12-летним мальчишкой встретил оккупацию Валентин Артемович Хижный.
«Мы жили на окраине Мерефы, ближе к Харькову (остановка Комаровка). Отец — на фронте, бабушка прикована к постели. В нашем доме гитлеровцы становились на постой, нас выгнали в сарай. Гоняли меня немцы и лупили нещадно, однажды за то, что я отказался им сапоги чистить. А второй раз… Ушли они все куда-то, я заглянул в дом, а там — на столе конфеты, шоколад настоящий. Мы же от голода пухли, ну, я и не удержался… Когда немец вернулся — зашел к нам в сарай и, не говоря ни слова, избил меня сильно. Мама и отправила меня в Харьков к родственникам. Идем мы, а на каждом мосту повешенные. Когда люди шли в Харьков, немцы выхватывали по одному из толпы без разбора и вешали. Уже в Харькове я видел, как из Холодногорской тюрьмы, где фашисты устроили концлагерь, каждый вечер наши военнопленные, запряженные в сани и телеги, вывозили штабеля трупов.
Был концлагерь и на станции Мерефа.
На месте Холодногоской тюрьмы был концлагерь.
В декабре 41-го — январе 42-го стояли 40-градусные морозы. Больше тысячи наших военнопленных держали в промерзшем помещении недели две впроголодь. Мы с ребятами старались их подкормить. Передать через ограду нельзя, если фашисты видели — стреляли или избивали. Мы делали рогатки и при их помощи бросались узникам — у кого что было — буряки, картошка… Трупы там лежали прямо на земле, никто их не убирал.
Мой двоюродный брат был партизаном. Ехали они как-то через лес на лошади, а тут немецкая машина застряла. Они двух фашистов и застрелили. На второй день после этого все мужское население Комаровки немцы убивали, не щадя и детей, а дома сжигали…»
«В воздухе все время пахло жженой бумагой…»
Первым в Харькове разбомбили здание, где потом был «Украинский сувенир», вспоминает Лилия Григорьевна Яновская.
«Мне было десять лет, когда немцы вошли в Харьков. Оккупантов встретил город без света, без отопления, без воды… Перед отступлением наших войск взорвали электростанцию. Дня за четыре до этого горели заводы, мосты, документы — чтобы ничего не досталось фашистам. В воздухе все время пахло жженой бумагой…
Немцы сразу же ввели комендантский час. Выходить на улицу можно было лишь в светлое время суток — до четырех часов дня по немецкому времени, по нашему — часа два-три. Они очень боялись…
Мы жили на Плехановской, 39 — напротив кинотеатра «Родина». У нас в доме постоянно стояли немцы — весь дом занимали, а нас с соседями согнали в общую квартиру.
Дня через два после того как гитлеровцы заняли город, вдруг говорят: у нас под окнами на дереве висит мужчина.

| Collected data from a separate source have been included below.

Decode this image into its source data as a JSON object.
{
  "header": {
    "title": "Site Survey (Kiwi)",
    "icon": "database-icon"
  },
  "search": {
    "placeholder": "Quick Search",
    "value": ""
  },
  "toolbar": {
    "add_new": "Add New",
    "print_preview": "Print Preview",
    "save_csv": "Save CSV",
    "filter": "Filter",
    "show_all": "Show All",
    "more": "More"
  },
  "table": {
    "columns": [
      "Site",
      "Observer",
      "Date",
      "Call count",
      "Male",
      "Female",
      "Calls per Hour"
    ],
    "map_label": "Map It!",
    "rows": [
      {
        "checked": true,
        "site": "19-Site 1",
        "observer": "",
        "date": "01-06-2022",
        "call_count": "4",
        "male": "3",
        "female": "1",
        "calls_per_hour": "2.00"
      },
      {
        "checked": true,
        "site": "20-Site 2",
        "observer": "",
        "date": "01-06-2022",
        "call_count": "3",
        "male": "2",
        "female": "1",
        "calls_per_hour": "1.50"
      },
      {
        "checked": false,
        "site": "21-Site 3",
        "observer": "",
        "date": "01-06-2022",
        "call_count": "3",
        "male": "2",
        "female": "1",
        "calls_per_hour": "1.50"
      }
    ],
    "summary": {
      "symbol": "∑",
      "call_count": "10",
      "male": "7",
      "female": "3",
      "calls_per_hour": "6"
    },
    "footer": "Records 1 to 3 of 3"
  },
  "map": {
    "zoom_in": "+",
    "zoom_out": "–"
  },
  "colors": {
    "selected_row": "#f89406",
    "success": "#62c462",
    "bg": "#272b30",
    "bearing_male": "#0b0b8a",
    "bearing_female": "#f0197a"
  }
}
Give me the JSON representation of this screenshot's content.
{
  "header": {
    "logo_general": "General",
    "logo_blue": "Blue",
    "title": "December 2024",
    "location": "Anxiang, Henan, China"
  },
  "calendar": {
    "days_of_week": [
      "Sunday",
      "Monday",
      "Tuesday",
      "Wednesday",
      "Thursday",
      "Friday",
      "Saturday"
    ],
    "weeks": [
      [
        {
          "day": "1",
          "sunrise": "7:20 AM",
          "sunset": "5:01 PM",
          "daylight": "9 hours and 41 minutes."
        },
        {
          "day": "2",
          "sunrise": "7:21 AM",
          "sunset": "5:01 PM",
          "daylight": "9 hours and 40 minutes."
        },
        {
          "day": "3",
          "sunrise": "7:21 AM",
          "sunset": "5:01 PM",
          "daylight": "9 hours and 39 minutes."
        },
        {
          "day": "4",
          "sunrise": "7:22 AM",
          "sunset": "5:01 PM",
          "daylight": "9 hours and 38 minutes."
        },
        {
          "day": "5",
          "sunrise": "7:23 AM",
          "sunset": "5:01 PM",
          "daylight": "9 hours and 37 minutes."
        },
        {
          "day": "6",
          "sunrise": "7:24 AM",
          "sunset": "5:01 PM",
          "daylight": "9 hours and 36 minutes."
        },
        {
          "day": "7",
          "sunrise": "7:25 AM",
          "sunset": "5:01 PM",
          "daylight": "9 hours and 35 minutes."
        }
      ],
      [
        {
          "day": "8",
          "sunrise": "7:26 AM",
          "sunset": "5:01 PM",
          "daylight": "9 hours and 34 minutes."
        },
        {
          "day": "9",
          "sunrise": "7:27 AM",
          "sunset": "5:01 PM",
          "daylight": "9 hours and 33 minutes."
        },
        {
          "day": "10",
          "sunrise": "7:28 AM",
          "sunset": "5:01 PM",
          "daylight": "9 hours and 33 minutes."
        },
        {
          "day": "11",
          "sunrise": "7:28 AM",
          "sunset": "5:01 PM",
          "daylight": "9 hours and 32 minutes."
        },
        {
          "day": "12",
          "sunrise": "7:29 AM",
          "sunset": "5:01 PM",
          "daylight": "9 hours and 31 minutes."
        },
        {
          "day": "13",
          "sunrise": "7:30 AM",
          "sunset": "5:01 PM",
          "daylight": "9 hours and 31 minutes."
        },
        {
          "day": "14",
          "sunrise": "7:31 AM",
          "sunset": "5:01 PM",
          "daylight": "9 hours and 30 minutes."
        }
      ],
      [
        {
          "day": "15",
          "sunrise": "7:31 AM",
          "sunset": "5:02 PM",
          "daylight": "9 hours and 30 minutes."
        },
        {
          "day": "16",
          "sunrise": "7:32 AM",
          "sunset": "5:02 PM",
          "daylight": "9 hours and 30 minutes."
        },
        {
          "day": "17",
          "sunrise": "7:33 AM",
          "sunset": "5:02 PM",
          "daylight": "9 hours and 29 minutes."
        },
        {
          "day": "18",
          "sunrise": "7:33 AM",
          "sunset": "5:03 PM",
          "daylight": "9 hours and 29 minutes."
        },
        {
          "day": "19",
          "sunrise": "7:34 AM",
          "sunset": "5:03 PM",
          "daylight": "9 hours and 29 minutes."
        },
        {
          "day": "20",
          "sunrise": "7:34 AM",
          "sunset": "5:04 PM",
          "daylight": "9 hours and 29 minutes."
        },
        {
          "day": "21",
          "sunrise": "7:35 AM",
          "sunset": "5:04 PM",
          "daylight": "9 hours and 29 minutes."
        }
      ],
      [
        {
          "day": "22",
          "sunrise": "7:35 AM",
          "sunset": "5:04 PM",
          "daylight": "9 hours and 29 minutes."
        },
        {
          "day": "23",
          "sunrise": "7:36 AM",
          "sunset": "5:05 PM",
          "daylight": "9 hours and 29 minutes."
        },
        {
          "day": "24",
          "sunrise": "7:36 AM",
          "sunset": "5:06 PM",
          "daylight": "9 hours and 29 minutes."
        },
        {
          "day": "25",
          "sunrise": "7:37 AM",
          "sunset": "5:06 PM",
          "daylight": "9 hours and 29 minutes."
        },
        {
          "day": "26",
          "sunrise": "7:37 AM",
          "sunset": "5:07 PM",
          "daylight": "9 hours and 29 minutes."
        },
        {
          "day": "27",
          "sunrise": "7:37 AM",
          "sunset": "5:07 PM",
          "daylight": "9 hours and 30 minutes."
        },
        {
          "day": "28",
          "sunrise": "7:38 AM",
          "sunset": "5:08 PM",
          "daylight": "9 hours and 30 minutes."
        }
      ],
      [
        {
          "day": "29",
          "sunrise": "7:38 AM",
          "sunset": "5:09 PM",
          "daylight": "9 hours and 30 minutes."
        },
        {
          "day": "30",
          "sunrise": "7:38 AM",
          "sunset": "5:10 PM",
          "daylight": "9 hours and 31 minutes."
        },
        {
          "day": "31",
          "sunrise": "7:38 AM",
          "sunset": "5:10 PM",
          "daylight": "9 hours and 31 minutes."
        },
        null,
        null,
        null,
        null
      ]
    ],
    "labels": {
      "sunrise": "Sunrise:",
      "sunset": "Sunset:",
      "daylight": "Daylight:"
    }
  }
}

Повешенных было двое. У одного на груди табличка «Я партизан», у другого — «Я комиссар». Я боялась к окну подойти…
Вскоре мы с мамой пошли к ее сотруднице — она нам картошки обещала дать — на улицу Богдана Хмельницкого. И только повернули с Кирова на Руставели — там есть сквер напротив радиозавода — наткнулись на повешенного человека. У него таблички на груди не было, но люди говорили, что он стрелял из ружья из окна по немцам.
Позже — дня через два-три — я пошла к тете на Семиградский переулок. И только успела дойти до Конного рынка, слышу — говорят: «Вешают сейчас…» Я испугалась и побежала через пр. Московский, оказалась в скверике, а там… тоже вешают людей. Очень трудно об этом вспоминать…
В марте 1943-го, когда немцы брали Харьков второй раз, наши войска уходили на вокзал Левада. Вошли эсэсовцы. Трое суток никто не выглядывал из дома — улицы будто вымерли…
Певым в городе разбомбили здание на проспекте Московском, 1.
А потом нас бомбили трое суток непрерывно. Мы прятались в бомбоубежище под домом на ул. Кирова, 20. Когда вышли — наш дом стоял, но в квартире все было уничтожено, стекла выбиты, рамы выворочены… Кстати, первым в Харькове разбомбили здание, где потом был «Украинский сувенир».